An approach for the evaluation of exposure patterns of urban populations to air pollution
13 November 2019
Perez Ballesta, P., Field, R.A., Fernandez-Patier, R., Galán Madruga, D., Connolly, R., Baeza Caracena, A., De Saeger, E.
Atmospheric Environment, 2008, 42(21), 5350-5364
Exposure concentrations of aromatic compounds were correlated with variables derived from time-microenvironment-activity (TMA) diaries to understand the relationship between exposure patterns and commuting behaviour of the population in a case study in Madrid. Approximately 200 air pollution samples were taken during a one-day campaign by means of diffusive samplers. An approach to determine the importance of selected activities and locations relative to a baseline condition, defined by a sample of approximately 100 commuters is described.
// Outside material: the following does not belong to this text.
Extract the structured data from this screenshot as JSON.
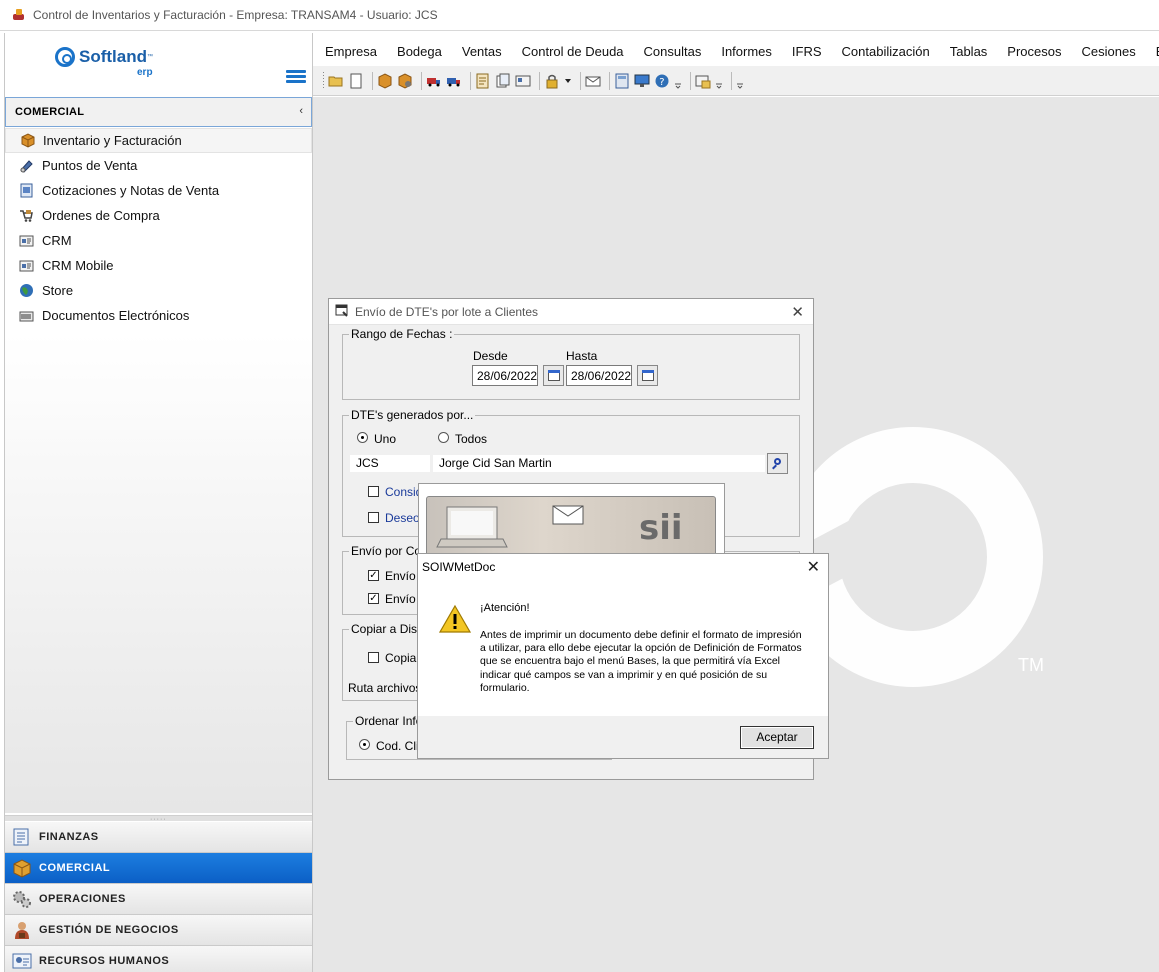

A regression model is applied to determine the relative importance of identified situations, whether related directly to transport behaviour or through a labelled situation. The regression defines a baseline exposure concentration level where activities act as multiplying factors. The relationship of this baseline level and the set of activity factors, assigned to the population considered, to the ambient background is explored for its application to future studies. The calculation of exposure concentration gradients from the regression provides a means to characterise of the relative importance of different activities. A good level of agreement, in particular for benzene, was evident between the observed exposure concentrations and those calculated using the regression model.